I pulled on my helmet, buckled its chin strap and threw its wolf-hair plume back across my shoulders. We flexed our stiff leather gloves, then thrust our left arms into the shield loops. We drew our swords and held them out for Nimue’s touch. For a moment it looked as if Arthur wanted to say something more, but instead he just tucked his little bouquet of cornflowers into the neck of his scale armour, then nodded to Nimue who, cloaked in black and clutching her strange bundle, led us southwards through the trees.

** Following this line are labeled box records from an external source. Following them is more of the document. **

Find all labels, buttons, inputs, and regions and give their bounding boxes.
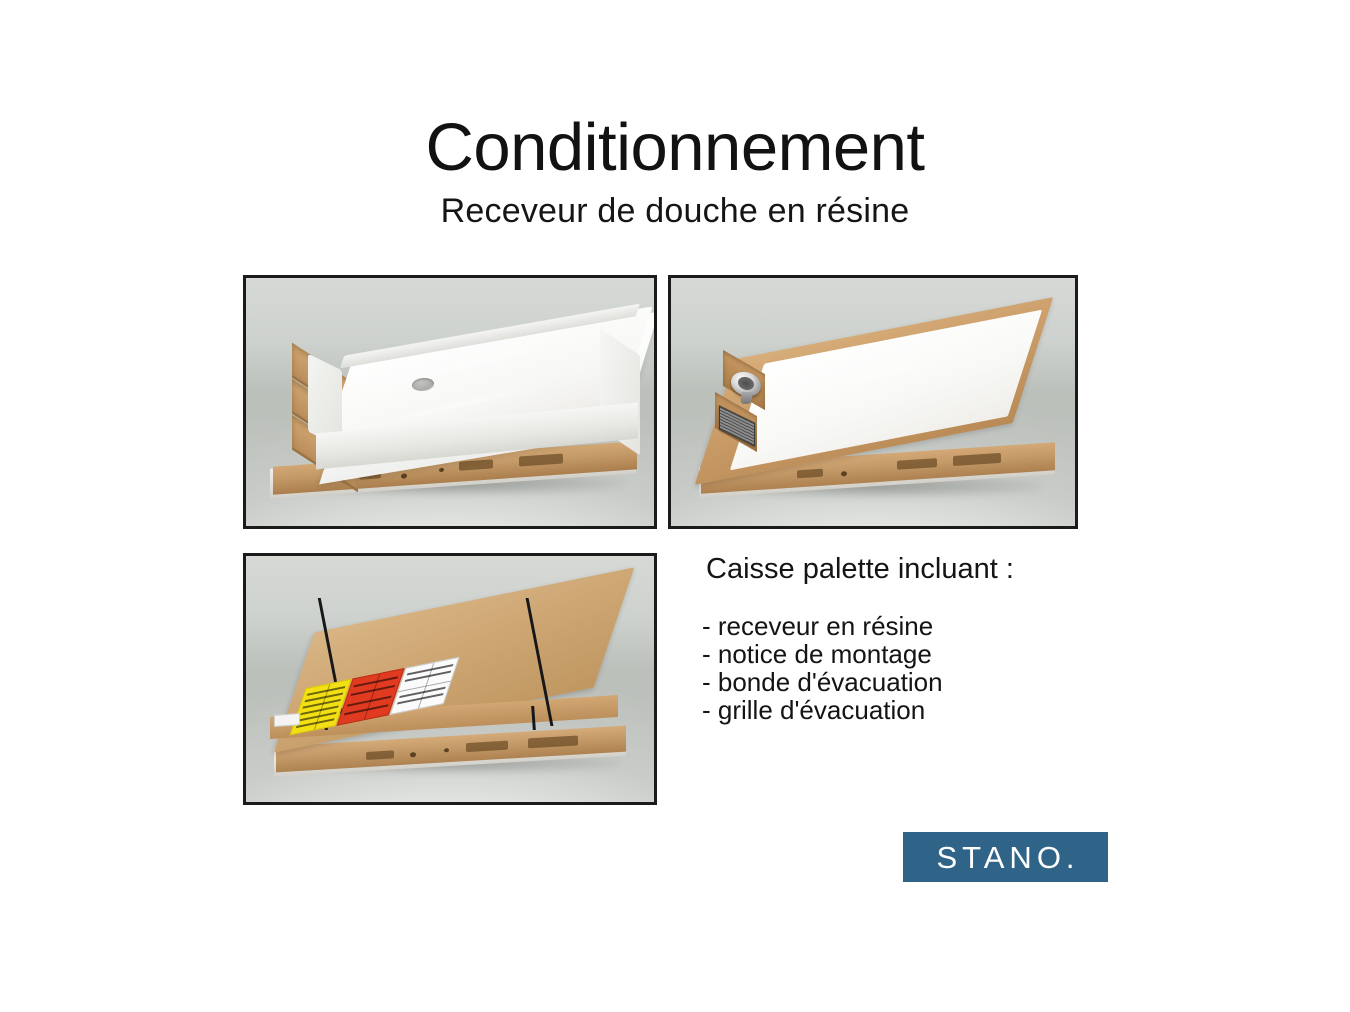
list-item: - grille d'évacuation	[702, 696, 943, 724]
page-title: Conditionnement	[0, 112, 1350, 184]
list-item: - notice de montage	[702, 640, 943, 668]
stano-logo: STANO.	[903, 832, 1108, 882]
page-subtitle: Receveur de douche en résine	[0, 192, 1350, 230]
photo-open-crate-with-resin-tray	[243, 275, 657, 529]
photo-closed-crate-with-labels	[243, 553, 657, 805]
inclusion-list: - receveur en résine - notice de montage…	[702, 612, 943, 724]
stano-wordmark: STANO.	[931, 842, 1079, 873]
list-item: - bonde d'évacuation	[702, 668, 943, 696]
list-item: - receveur en résine	[702, 612, 943, 640]
shipping-tag	[274, 713, 300, 727]
photo-scene	[246, 278, 654, 526]
photo-crate-with-accessories	[668, 275, 1078, 529]
inclusion-caption: Caisse palette incluant :	[706, 552, 1014, 586]
photo-scene	[671, 278, 1075, 526]
photo-scene	[246, 556, 654, 802]
slide-canvas: Conditionnement Receveur de douche en ré…	[0, 0, 1350, 1012]
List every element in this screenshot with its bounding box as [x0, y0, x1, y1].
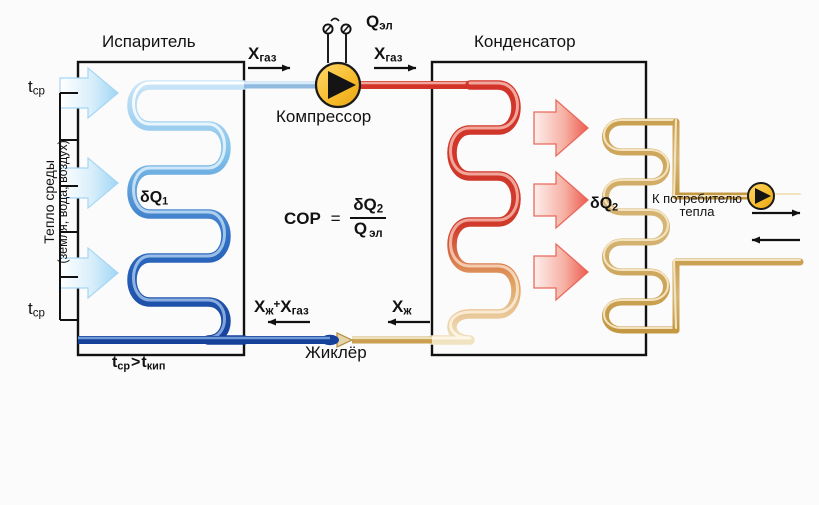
environment-heat-label: Тепло среды (земля, вода, воздух) [42, 102, 70, 302]
liquid-return-line [78, 333, 432, 347]
condenser-secondary-coil [604, 120, 676, 330]
x-mix-symbol1: X [254, 297, 265, 316]
compressor-electrical-terminals [323, 19, 350, 64]
t-sr-top-subscript: ср [33, 86, 45, 98]
suction-line-to-compressor [244, 83, 322, 85]
t-compare-operator: > [131, 354, 140, 371]
x-gas-in-label: Xгаз [248, 45, 276, 65]
q-el-subscript: эл [379, 21, 392, 33]
schematic-diagram: Испаритель Конденсатор Компрессор Жиклёр… [0, 0, 819, 380]
q-el-label: Qэл [366, 13, 393, 33]
condenser-heat-arrows [534, 100, 588, 300]
x-gas-in-symbol: X [248, 44, 259, 63]
evaporator-title: Испаритель [102, 33, 196, 50]
compressor-label: Компрессор [276, 108, 371, 125]
t-sr-bottom-label: tср [28, 300, 45, 320]
cop-denominator-subscript: эл [369, 228, 382, 240]
t-comparison-label: tср>tкип [112, 355, 165, 372]
delta-q2-label: δQ2 [590, 196, 618, 213]
cop-numerator: δQ [353, 195, 377, 214]
t-compare-sub2: кип [147, 360, 166, 372]
ac-tilde-icon [331, 19, 339, 22]
x-gas-in-subscript: газ [259, 53, 276, 65]
environment-heat-line1: Тепло среды [41, 160, 57, 244]
t-sr-bottom-subscript: ср [33, 308, 45, 320]
cop-denominator: Q [354, 219, 367, 238]
heat-pump-diagram-page: Испаритель Конденсатор Компрессор Жиклёр… [0, 0, 819, 505]
caption-area: Рис. 1. СХЕМА РАБОТЫ ТЕПЛОВОГО НАСОСА: t… [0, 380, 819, 505]
x-mixture-label: Xж+Xгаз [254, 298, 309, 318]
delta-q1-symbol: δQ [140, 189, 162, 206]
environment-heat-line2: (земля, вода, воздух) [57, 102, 70, 302]
condenser-primary-coil [432, 83, 518, 340]
t-compare-sub1: ср [117, 360, 130, 372]
cop-numerator-subscript: 2 [377, 204, 383, 216]
x-liquid-subscript: ж [403, 306, 411, 318]
cop-equals: = [331, 210, 341, 227]
q-el-symbol: Q [366, 12, 379, 31]
x-mix-sub1: ж [265, 306, 273, 318]
delta-q2-symbol: δQ [590, 195, 612, 212]
x-liquid-label: Xж [392, 298, 412, 318]
nozzle-label: Жиклёр [305, 344, 367, 361]
t-sr-top-label: tср [28, 78, 45, 98]
cop-denominator-group: Qэл [350, 217, 386, 240]
evaporator-coil [132, 83, 244, 340]
x-mix-sub2: газ [292, 306, 309, 318]
cop-numerator-group: δQ2 [350, 196, 386, 217]
schematic-svg [0, 0, 819, 380]
consumer-label: К потребителю тепла [652, 192, 742, 218]
delta-q1-label: δQ1 [140, 190, 168, 207]
cop-formula: COP = δQ2 Qэл [284, 196, 386, 240]
delta-q2-subscript: 2 [612, 201, 618, 213]
x-mix-symbol2: X [280, 297, 291, 316]
x-liquid-symbol: X [392, 297, 403, 316]
circulation-pump[interactable] [748, 183, 774, 209]
x-gas-out-subscript: газ [385, 53, 402, 65]
x-gas-out-symbol: X [374, 44, 385, 63]
consumer-piping [674, 120, 800, 330]
compressor[interactable] [316, 63, 360, 107]
delta-q1-subscript: 1 [162, 195, 168, 207]
cop-fraction: δQ2 Qэл [350, 196, 386, 240]
consumer-label-line2: тепла [680, 204, 715, 219]
cop-label: COP [284, 210, 321, 227]
condenser-title: Конденсатор [474, 33, 576, 50]
x-gas-out-label: Xгаз [374, 45, 402, 65]
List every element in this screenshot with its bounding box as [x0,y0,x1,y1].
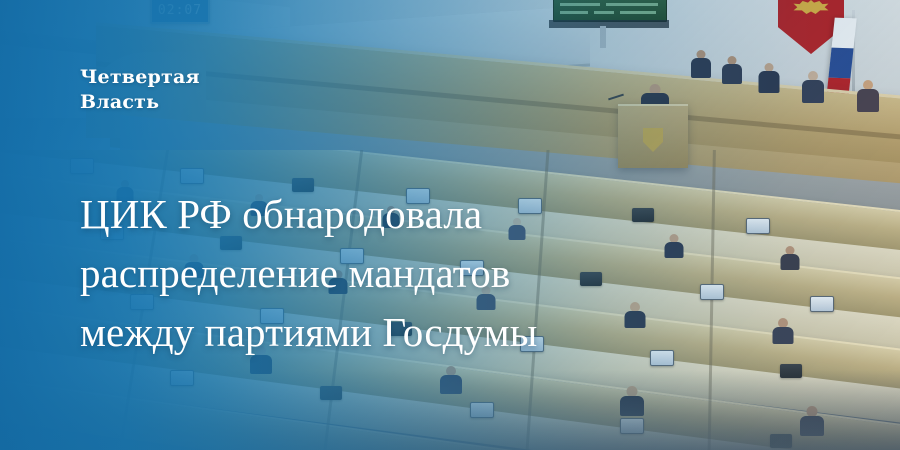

Beyond the trees was a short meadow that sloped down to the creek’s bank. We crossed the dark meadow in single file, still out of sight of the palace. Our appearance startled some hares that had been feeding in the moonlight and they raced panicking away as we pushed through some low bushes and scrambled down a steep bank to reach the creek’s shingle beach. From there we walked west, hidden from the guards on the palace’s arcades by the high bank of the creek. The sea crashed and hissed to the south, its sound drowning out any noise our boots made on the shingle. I peered over the bank just once to see the Sea Palace poised like a great white wonder in the moonlight above the dark land. Its beauty reminded me of Ynys Trebes, that magical city of the sea that had been ravaged and destroyed by the Franks. This place had the same ethereal beauty for it shimmered above the dark land as though it were built from moonbeams. Once we were well to the west of the palace we climbed the bank, helping each other up with our spear-staffs, and then followed Nimue northwards through the woods. Enough moonlight filtered through the summer leaves to light our path, but no guards challenged us. The sea’s unending sound filled the night, though once a scream sounded very close by and we all froze, then recognized the sound of a hare being killed by a weasel. We breathed our relief and walked on.

We seemed to walk a long way through the trees, but at last Nimue turned east and we followed her to the edge of the wood to see the palace’s limewashed walls in front of us. We were not far from the circular timber moon-shaft that ran down into the temple and I could see that it would still be some time before the moon was high enough in the sky to cast its light down the shaft and into the black-walled cellar.

It was while we were at the edge of the wood that the singing began. At first, so soft was the singing, I thought it was the wind moaning, but then the song became louder and I realized that it was a women’s choir that chanted some strange, eerie and plangent music like nothing I had ever heard before. The song must have been reaching us through the moon-shaft, for it sounded very far away; a ghost song, like a choir of the dead singing to us from the Otherworld. We could hear no words, but we knew it was a sad song for its tune slid weirdly up and down by half-notes, swelled louder, then sank into a lingering softness that melded with the distant murmur of the breaking sea. The music was very beautiful, but it made me shiver and touch my spearhead.